Тамара открыла рот — и не издала ни звука. Выглядела она так, как будто кто-то внезапно дёрнул стоп-кран в её внутреннем монологе.
— Какой пектин? — спросила Мила. — Пектин запрещён правилами фестиваля!
— Я ничего не говорю, — Фаина демонстративно отвернулась к окну. — Просто племянница видела. В мусорном ведре.
Тамара больше не пыталась оправдываться. Она села на стул, обхватила голову руками и замолчала. В комнате было тихо — только слышно, как хлопает форточка на сквозняке.
Мила подошла ко мне:
— Полина Сергеевна, вы знакомы с капитаном Костиным.
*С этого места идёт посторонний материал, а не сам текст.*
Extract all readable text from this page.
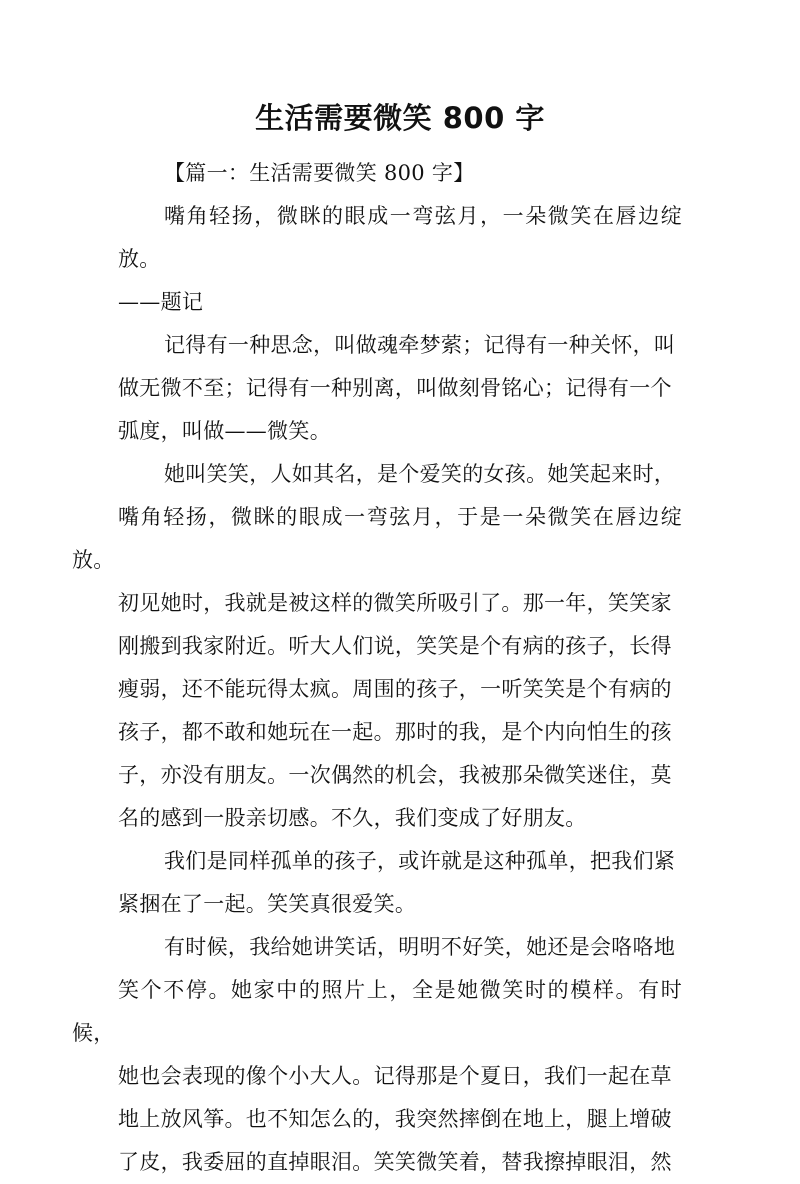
生活需要微笑 800 字
【篇一：生活需要微笑 800 字】

嘴角轻扬，微眯的眼成一弯弦月，一朵微笑在唇边绽放。
——题记

记得有一种思念，叫做魂牵梦萦；记得有一种关怀，叫
做无微不至；记得有一种别离，叫做刻骨铭心；记得有一个
弧度，叫做——微笑。

她叫笑笑，人如其名，是个爱笑的女孩。她笑起来时，
嘴角轻扬，微眯的眼成一弯弦月，于是一朵微笑在唇边绽放。
初见她时，我就是被这样的微笑所吸引了。那一年，笑笑家
刚搬到我家附近。听大人们说，笑笑是个有病的孩子，长得
瘦弱，还不能玩得太疯。周围的孩子，一听笑笑是个有病的
孩子，都不敢和她玩在一起。那时的我，是个内向怕生的孩
子，亦没有朋友。一次偶然的机会，我被那朵微笑迷住，莫
名的感到一股亲切感。不久，我们变成了好朋友。

我们是同样孤单的孩子，或许就是这种孤单，把我们紧
紧捆在了一起。笑笑真很爱笑。

有时候，我给她讲笑话，明明不好笑，她还是会咯咯地
笑个不停。她家中的照片上，全是她微笑时的模样。有时候，
她也会表现的像个小大人。记得那是个夏日，我们一起在草
地上放风筝。也不知怎么的，我突然摔倒在地上，腿上增破
了皮，我委屈的直掉眼泪。笑笑微笑着，替我擦掉眼泪，然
Как вы думаете — это серьёзно? Её могут заподозрить?
— Уже заподозрили, — сказала я. — Причём она сама.
— Но она не убийца, — Мила покачала головой. — Я знаю Тамару сто лет. Она громкая, глупая, бестактная, но она боится крови! Один раз порезалась, когда капусту шинковала, — так «скорую» вызывала! Какое там убийство.
Я кивнула. В душе я была согласна. Сегодняшним вечером я видела, как выглядит настоящий страх, — в глазах Веры Семёновны, когда я упомянула 1973 год. Страх Тамары был другим — паническим, публичным, театральным. Страх Веры был тихим, глубоким, запрятанным. Такие страхи не рассчитаны на зрителя. Такие страхи — настоящие.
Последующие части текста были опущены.